The value of OS X to Apple is clearly increasing, not decreasing. Selling it off would be stupid. The gap between Windows and OS X may have narrowed a bit with the release of Vista improving the security of the platform, but it is about to get a lot wider again with the coming release of Leopard.
Vista wasn't released, it escaped, leaving a trail of bloody offal all the way back to the Microsoft executive meeting room where they were forced (by the sheer weight of industry analyst, shareholder, and employee skepticism about their ability to deliver *anything*) to jettison many of the interesting features they were shooting for. Vista looks like Mac OS X because Microsoft realized they had to blow some smoke and lay some mirrors about or they were going to get their clock cleaned. Importantly, Vista doesn't lay the foundation for the next decade of computing that Microsoft initially bragged about, and the decade is more than half over.

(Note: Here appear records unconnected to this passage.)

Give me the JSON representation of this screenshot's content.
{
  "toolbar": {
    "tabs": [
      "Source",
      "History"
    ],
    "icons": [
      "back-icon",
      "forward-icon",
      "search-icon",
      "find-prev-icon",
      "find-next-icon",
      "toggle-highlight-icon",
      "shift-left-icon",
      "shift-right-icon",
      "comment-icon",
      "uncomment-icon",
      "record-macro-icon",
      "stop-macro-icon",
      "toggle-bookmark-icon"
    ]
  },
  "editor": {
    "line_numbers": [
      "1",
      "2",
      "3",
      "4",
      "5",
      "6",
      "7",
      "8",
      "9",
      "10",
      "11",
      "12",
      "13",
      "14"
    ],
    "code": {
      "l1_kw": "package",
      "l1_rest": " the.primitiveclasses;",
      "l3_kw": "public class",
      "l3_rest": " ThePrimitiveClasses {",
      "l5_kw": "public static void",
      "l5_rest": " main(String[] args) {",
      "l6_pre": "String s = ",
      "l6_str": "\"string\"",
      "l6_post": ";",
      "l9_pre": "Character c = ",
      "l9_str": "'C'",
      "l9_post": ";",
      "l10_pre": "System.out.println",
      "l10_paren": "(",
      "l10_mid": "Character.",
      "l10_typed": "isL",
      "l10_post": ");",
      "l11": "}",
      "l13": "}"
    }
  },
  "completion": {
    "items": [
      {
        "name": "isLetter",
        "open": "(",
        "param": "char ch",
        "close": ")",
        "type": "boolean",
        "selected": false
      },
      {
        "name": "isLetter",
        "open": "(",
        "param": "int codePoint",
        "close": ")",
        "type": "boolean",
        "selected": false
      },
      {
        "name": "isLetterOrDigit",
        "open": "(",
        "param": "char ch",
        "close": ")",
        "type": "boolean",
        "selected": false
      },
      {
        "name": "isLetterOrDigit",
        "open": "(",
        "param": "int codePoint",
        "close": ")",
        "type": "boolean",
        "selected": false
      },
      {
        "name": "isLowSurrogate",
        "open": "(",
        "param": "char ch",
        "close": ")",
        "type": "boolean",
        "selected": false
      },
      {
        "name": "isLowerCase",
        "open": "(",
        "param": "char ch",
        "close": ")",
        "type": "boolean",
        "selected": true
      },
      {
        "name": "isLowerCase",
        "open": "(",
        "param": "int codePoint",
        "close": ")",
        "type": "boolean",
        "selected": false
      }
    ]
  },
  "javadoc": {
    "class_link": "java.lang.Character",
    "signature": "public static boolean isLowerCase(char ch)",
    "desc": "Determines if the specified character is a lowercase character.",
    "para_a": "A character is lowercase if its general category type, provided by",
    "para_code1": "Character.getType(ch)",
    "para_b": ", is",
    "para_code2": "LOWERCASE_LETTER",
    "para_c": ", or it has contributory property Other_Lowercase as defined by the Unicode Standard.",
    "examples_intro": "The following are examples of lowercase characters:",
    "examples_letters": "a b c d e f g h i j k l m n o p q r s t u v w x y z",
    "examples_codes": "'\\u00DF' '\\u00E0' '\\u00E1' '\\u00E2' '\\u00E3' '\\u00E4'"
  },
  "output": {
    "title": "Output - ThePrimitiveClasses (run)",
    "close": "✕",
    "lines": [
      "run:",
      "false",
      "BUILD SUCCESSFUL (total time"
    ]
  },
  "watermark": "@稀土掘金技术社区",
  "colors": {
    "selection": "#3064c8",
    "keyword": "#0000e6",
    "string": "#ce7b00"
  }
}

Vista is clearly a release of desperation. Bill Gates had to lie about Mac security to get any attention for his comments about Vista in the pundit space. He's clearly depressed because all the pundits do these days is ask him about the Macintosh. Senior executives at Microsoft want Macintosh systems. (Senior executives that I know at a surprising number of technology companies are already running Macintosh computers at home, often at work as well, and in a few cases pondering how they can migrate their enterprise).
Compared to the steady forward march of OS X (and iPod) Vista (and Zune) and you see in Vista the software equivalent of a towel applied to a horrible wound. Microsoft's arms are off and, like the Dark Knight of Monty Python and the Holy Grail, they're hopping up and down on one leg taunting an opponent who really isn't even interested in them all that much, having more important things to do, like satisfy customers.
(By the way, You posted AC because you are a troll. Perhaps a paid troll even? Nonetheless, since you were modded up so absurdly high, it seemed a response was in order.)
Not so fast! Apple's systems have been booting from network images and supporting network installation, if memory serves, before such tricks were even possible on the Windows PC due in part to their use of Open Firmware way back when (they use EFI now-a-days). Network boot and install was difficult and unreliable on the Windows PC until quite recently. I was told by various vendors including Dell as recently as two years ago (some of their models worked and some of them didn't) that limitations of the firmware in most PCs were to blame. In private conversations the engineers working on these products admitted that they were basically waiting for the hardware to catch up and that certain models which my client had just purchased (by the many thousands) would probably never work reliably for network booting and network install due to these issues. On the PC platform there were various remote management hacks, uh, initiatives, like WOL and PXE designed to help get around the hurdle of broken-by-design PC firmware. Finally a modern (e.g. extensible and thus as capable as the decades-old Open Firmware platform) firmware for the PC was designed by Intel, the EFI - Extensible Firmware Interface.
On the Macintosh, by contrast, remote booting and remote installation "just worked". For years. Even before the Intel based Macintosh. Yes. It did. No kinda sorta about it. When Windows LAN administrators were wasting bazillions of dollars in the systems integration labs of Fortune 500 and government agencies all over the world, this "just worked" on the Macintosh.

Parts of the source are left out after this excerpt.